Es común que, al iniciar un nuevo tramo del camino, nos asalte un miedo paralizante sobre nuestras propias capacidades. El Problema radica en la angustia de la insuficiencia: ese nudo en el estómago que aparece cuando nos comparamos con los gigantes que enfrentamos y sentimos que somos demasiado pequeños o que estamos "escondidos" en nuestra propia mediocridad. Esta fatiga de la identidad nos roba la paz y nos hace dudar de nuestro llamado.
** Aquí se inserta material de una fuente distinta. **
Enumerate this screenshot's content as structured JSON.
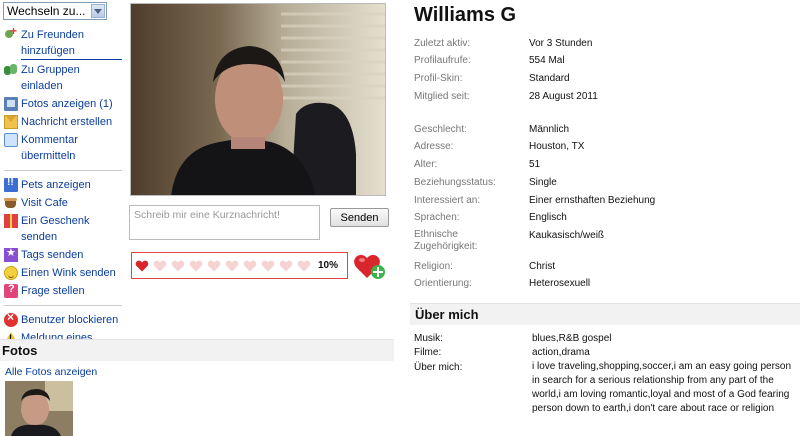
{
  "switcher": {
    "value": "Wechseln zu..."
  },
  "actions": [
    {
      "label": "Zu Freunden hinzufügen",
      "icon": "add-friend-icon"
    },
    {
      "label": "Zu Gruppen einladen",
      "icon": "group-icon"
    },
    {
      "label": "Fotos anzeigen (1)",
      "icon": "photo-icon"
    },
    {
      "label": "Nachricht erstellen",
      "icon": "mail-icon"
    },
    {
      "label": "Kommentar übermitteln",
      "icon": "comment-icon"
    },
    {
      "label": "Pets anzeigen",
      "icon": "pets-icon"
    },
    {
      "label": "Visit Cafe",
      "icon": "cafe-icon"
    },
    {
      "label": "Ein Geschenk senden",
      "icon": "gift-icon"
    },
    {
      "label": "Tags senden",
      "icon": "tag-icon"
    },
    {
      "label": "Einen Wink senden",
      "icon": "wink-icon"
    },
    {
      "label": "Frage stellen",
      "icon": "question-icon"
    },
    {
      "label": "Benutzer blockieren",
      "icon": "block-icon"
    },
    {
      "label": "Meldung eines Verstoßes",
      "icon": "warning-icon"
    }
  ],
  "photos": {
    "title": "Fotos",
    "all_link": "Alle Fotos anzeigen"
  },
  "message": {
    "placeholder": "Schreib mir eine Kurznachricht!",
    "send_label": "Senden"
  },
  "rating": {
    "percent_label": "10%",
    "filled": 1,
    "total": 10
  },
  "profile": {
    "name": "Williams G",
    "rows": [
      {
        "label": "Zuletzt aktiv:",
        "value": "Vor 3 Stunden"
      },
      {
        "label": "Profilaufrufe:",
        "value": "554 Mal"
      },
      {
        "label": "Profil-Skin:",
        "value": "Standard"
      },
      {
        "label": "Mitglied seit:",
        "value": "28 August 2011"
      },
      {
        "label": "Geschlecht:",
        "value": "Männlich"
      },
      {
        "label": "Adresse:",
        "value": "Houston, TX"
      },
      {
        "label": "Alter:",
        "value": "51"
      },
      {
        "label": "Beziehungsstatus:",
        "value": "Single"
      },
      {
        "label": "Interessiert an:",
        "value": "Einer ernsthaften Beziehung"
      },
      {
        "label": "Sprachen:",
        "value": "Englisch"
      },
      {
        "label": "Ethnische Zugehörigkeit:",
        "value": "Kaukasisch/weiß"
      },
      {
        "label": "Religion:",
        "value": "Christ"
      },
      {
        "label": "Orientierung:",
        "value": "Heterosexuell"
      }
    ]
  },
  "about": {
    "title": "Über mich",
    "rows": [
      {
        "label": "Musik:",
        "value": "blues,R&B gospel"
      },
      {
        "label": "Filme:",
        "value": "action,drama"
      },
      {
        "label": "Über mich:",
        "value": "i love traveling,shopping,soccer,i am an easy going person in search for a serious relationship from any part of the world,i am loving romantic,loyal and most of a God fearing person down to earth,i don't care about race or religion"
      }
    ]
  },
  "colors": {
    "link": "#0a3d9c",
    "heart_filled": "#d9262c",
    "heart_empty": "#f6d3d3",
    "rating_border": "#e04444"
  }
}
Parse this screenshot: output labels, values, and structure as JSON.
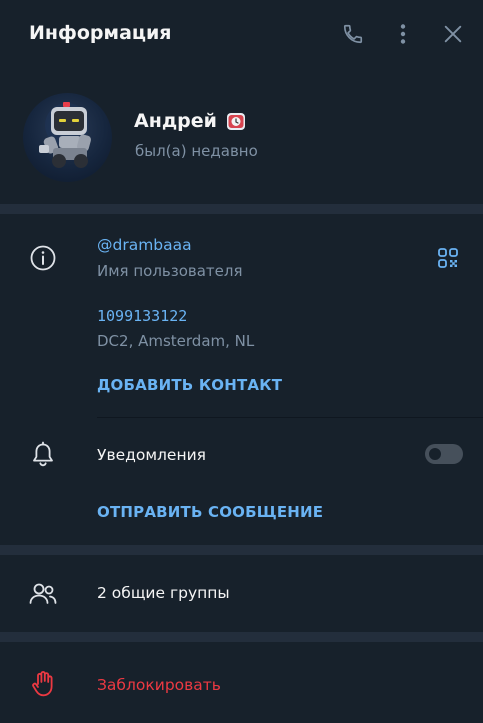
{
  "header": {
    "title": "Информация"
  },
  "profile": {
    "name": "Андрей",
    "status": "был(а) недавно"
  },
  "info": {
    "username": "@drambaaa",
    "username_caption": "Имя пользователя",
    "user_id": "1099133122",
    "dc_location": "DC2, Amsterdam, NL",
    "add_contact": "ДОБАВИТЬ КОНТАКТ"
  },
  "notifications": {
    "label": "Уведомления",
    "enabled": false,
    "send_message": "ОТПРАВИТЬ СООБЩЕНИЕ"
  },
  "groups": {
    "label": "2 общие группы"
  },
  "block": {
    "label": "Заблокировать"
  },
  "colors": {
    "background": "#17212b",
    "separator": "#232e3c",
    "accent": "#6ab3f3",
    "secondary_text": "#7f91a4",
    "danger": "#ec3942"
  }
}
La Respuesta de Esperanza la encontramos en la verdad de que nuestra identidad no depende de lo que sentimos que somos, sino de lo que Aquel que nos diseñó ya declaró sobre nosotros, permitiéndonos salir del escondite para caminar con una autoridad renovada.
Identificar el "escondite" emocional: Reconocer en qué áreas nos estamos ocultando por miedo a ser descubiertos como insuficientes.
Renunciar a las etiquetas del pasado: Soltar los nombres que el fracaso o la crítica ajena nos pusieron para abrazar nuestro diseño original.
Actuar bajo la palabra recibida: Dar un paso de valentía basándonos en lo que Dios dice de nosotros y no en nuestra propia fuerza.